* Разделы: Обновления - Драмы - Комедии - Мелодрамы - Пьесы
Похожие произвидения: ФОТОКАРТОЧКА С НУДИЙСКОГО ПЛЯЖА, ЛЕВША и ДЕМИДOВ, ДВЕ ДВЕРИ,

ПЕТР. Да найду какую-нибудь девчонку, пристроюсь. Мужик я здоровый, крепкий… Найду какую-нибудь скучающую особу, притулюсь под бок. Что ж, думаешь, не выкручусь? Вы-ыкручусь! Не в таких переделках бывали. Вы-ы-ыживу! Может, у тебя есть на примете какая бабенка свободная? Подскажи тогда…
АЛЯ. Что ж у тебя рубашка-то, как у деда какого – в горошек?
ПЕТР. А какую надо?
АЛЯ. Эта – не модная.
ПЕТР. Мода для урода. (Поет, стучит пальцами по столу.) «Постой, паровоз, не стучите колеса!… Пока еще не поздно нам сделать остановку! Кондуктор нажми на тормоза! Ча-ча-ца!!!…»
АЛЯ. Чего ты меня дразнишь?
ПЕТР. Я тебя не дразню.
АЛЯ. Я ж кондуктором работаю.
ПЕТР. Вот оно что! В точку попал. «Кондуктор нажми на тормоза…»
АЛЯ. Песня зэковская. Как зэк – так обязательно такую песню поет. А я думала только в кино. В «Джентельменах удачи»… Видел?
ПЕТР. Видел, видел…
АЛЯ. А что это ты в сапогах ходишь? На дворе лето, а ты – в сапогах. Денег нету, что ли, чтобы ботинки купить? Почему в сапогах?
ПЕТР. А-а… Нам татарам – все равно, что повидло, что…
АЛЯ. Ты – татарин?!
ПЕТР. А что – похож?
АЛЯ. Да не похож. А говоришь: «Нам татарам…»
ПЕТР. Присказка такая.
АЛЯ. (смеется.) А-а. Ты не вздумай при ней, при Еве Браун, такое сказать, не вздумай…
ПЕТР. А это кто такая?
АЛЯ. Вон та… (Показала пальцем на потолок.) При Варьке-то, не скажи так, смотри…
ПЕТР. Почему Ева Браун?
АЛЯ. Сама себя она так называет. (Смеется.) При ней, при ней не скажи, что вам, татарам, все равно… Загрызет сразу. Татар ненавидит до смерти! Смотри!

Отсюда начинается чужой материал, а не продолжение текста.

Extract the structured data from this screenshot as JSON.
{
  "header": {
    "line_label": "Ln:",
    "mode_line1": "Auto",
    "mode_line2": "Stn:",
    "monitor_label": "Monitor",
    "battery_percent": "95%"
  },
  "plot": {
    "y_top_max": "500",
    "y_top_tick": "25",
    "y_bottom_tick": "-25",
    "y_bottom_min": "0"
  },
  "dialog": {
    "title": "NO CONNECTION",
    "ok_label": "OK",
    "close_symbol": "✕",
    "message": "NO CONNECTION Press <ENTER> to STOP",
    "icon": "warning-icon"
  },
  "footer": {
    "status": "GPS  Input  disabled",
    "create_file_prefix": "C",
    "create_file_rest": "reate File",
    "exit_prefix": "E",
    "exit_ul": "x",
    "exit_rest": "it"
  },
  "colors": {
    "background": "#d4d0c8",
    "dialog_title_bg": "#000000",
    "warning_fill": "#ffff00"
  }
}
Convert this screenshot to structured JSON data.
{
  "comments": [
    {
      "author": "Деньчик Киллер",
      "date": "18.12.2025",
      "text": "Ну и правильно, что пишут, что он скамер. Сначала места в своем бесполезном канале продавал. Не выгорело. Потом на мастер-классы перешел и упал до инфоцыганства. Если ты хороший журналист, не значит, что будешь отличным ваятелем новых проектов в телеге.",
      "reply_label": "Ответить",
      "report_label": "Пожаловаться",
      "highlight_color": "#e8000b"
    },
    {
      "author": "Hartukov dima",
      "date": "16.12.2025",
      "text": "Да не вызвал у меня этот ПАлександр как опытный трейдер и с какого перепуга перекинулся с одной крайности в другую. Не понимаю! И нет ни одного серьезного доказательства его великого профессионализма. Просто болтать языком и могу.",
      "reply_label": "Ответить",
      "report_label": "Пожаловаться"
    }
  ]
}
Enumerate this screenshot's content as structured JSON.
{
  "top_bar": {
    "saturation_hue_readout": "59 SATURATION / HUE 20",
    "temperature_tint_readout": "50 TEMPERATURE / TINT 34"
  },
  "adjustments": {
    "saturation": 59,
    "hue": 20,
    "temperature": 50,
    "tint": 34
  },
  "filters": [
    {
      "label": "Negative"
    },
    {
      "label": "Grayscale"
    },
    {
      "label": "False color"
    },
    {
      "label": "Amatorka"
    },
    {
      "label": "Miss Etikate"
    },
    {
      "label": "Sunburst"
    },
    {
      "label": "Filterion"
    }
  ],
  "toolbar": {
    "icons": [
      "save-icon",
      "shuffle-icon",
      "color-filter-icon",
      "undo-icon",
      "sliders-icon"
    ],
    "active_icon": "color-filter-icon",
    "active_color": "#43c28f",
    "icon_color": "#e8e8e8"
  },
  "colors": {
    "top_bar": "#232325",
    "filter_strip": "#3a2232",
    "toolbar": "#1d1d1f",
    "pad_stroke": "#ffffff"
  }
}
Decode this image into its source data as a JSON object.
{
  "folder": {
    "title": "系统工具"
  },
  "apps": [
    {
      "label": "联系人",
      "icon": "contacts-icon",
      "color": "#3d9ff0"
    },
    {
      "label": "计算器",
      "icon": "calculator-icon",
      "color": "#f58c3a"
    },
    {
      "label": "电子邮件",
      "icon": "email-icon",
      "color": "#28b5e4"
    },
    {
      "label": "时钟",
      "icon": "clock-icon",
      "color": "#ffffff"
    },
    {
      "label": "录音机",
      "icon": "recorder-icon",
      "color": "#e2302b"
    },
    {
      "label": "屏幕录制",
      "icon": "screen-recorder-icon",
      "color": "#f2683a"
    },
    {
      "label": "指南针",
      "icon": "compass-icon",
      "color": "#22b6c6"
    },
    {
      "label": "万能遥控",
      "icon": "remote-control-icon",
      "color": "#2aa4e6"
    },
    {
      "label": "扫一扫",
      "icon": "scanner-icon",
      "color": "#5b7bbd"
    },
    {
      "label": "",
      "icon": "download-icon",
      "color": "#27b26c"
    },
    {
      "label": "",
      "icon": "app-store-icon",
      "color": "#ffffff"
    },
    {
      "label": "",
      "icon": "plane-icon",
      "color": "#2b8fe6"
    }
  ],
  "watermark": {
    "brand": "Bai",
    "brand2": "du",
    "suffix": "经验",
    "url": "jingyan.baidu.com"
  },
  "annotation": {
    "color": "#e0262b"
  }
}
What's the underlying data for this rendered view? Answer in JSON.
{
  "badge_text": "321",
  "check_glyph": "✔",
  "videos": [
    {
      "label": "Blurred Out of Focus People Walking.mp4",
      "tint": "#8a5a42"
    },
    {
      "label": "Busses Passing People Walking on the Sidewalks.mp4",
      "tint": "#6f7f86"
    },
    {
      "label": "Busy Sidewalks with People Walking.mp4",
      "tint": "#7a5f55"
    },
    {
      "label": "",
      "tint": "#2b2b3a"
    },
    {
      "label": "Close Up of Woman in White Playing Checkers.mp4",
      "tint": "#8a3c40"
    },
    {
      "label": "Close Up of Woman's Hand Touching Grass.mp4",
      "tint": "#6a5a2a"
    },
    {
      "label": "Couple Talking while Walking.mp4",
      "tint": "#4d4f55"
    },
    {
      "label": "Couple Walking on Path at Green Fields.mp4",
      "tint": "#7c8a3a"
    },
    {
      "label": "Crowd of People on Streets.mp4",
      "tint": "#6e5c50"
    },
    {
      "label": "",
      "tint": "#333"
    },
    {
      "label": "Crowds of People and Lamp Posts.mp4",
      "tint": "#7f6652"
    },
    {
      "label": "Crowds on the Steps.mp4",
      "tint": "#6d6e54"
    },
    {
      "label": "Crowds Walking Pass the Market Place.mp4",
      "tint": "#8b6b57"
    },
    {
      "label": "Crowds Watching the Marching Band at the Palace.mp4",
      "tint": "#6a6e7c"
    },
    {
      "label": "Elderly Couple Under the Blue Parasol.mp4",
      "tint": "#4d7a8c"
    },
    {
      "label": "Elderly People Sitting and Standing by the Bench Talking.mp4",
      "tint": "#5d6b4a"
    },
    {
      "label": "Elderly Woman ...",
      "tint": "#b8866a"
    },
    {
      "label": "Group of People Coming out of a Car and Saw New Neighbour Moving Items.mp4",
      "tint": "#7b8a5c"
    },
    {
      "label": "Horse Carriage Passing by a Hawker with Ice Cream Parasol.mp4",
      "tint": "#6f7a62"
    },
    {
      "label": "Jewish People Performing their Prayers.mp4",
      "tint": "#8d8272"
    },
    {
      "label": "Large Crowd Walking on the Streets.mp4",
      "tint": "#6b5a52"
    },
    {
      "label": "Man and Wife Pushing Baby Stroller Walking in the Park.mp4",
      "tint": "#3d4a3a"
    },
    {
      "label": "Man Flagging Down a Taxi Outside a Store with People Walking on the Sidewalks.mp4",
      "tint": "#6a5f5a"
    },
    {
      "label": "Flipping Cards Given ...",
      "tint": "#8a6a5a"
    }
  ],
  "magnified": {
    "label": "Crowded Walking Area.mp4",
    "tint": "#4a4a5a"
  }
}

Вдруг дико закричала, схватилась рукой за сердце.
ПЕТР. Ты чего?
АЛЯ. Да кошка эта ходит, пугает. Ходит меж ног и ходит… Голодная она, что ли…
Петр негромко смеется. Смотрят друг на друга. Идет поезд, грохочут на стыках рельс колеса.
АЛЯ. У тебя там… котлы не взорвутся?
ПЕТР. А?
АЛЯ. Котлы в кочегарке не лопнут?
ПЕТР. С чего вдруг?
АЛЯ. Так просто. Без присмотра. Возьмут и взорвутся. Тебя возьмут и снова посадят. (Пауза.) За что сидел-то?
ПЕТР. За убийство.
АЛЯ. За убийство? За убийство расстреливают. Обманываешь меня, поди. Украл кошелек, ага? Украл?
ПЕТР. (улыбается.) За убийство говорю.
АЛЯ. А кого же ты убил?
ПЕТР. А кого же мне убивать, как не свою жену? Жену и убил. У попа была собака, он ее любил. А потом убил. И похоронил. И на камне написал…
АЛЯ. За что же ты ее убил?
ПЕТР. Не нравилась она мне… (Смеется.) С самого начала не нравилась. Понимаешь?
АЛЯ. (как эхо.) Понимаешь…
ПЕТР. А ей не нравилось, как я смеюсь… А я смеяться очень люблю. Я веселый. Начну смеяться, а она визжит… (Смеется.) Ненормальная была, видно, как ты считаешь?
АЛЯ. Как ты считаешь…
Все смотрит и смотрит, как завороженная, на Петра. Тот затушил папиросу, пересел на стул поближе к Але.
ПЕТР. (приобнял Алю, шепотом.) Слушай, слушай, девица красная-распрекрасная… Слушай… Слушай, что я тебе скажу, слушай…
АЛЯ. (сжалась, испуганно.) Не подсаживайся! А ну, отодвинься, давай, от меня! Чего ты?! Ну?! Отстань, сказала! Придет сейчас!
ПЕТР. Да не сьем, не сьем тебя… Нужна ты… Слушай, будь другом, а?
АЛЯ. Чего, чего, чего? Киса, киса, киса, взять его! Фас, фас, взять его! (Пятится к двери.) Чего смотришь так, чего надо, ну?! Я вот сейчас крикну, закричу, заору, людей позову, тут все быстро выбегут, поддадут тебе, ну-ка, ну-ка, давай отсюда…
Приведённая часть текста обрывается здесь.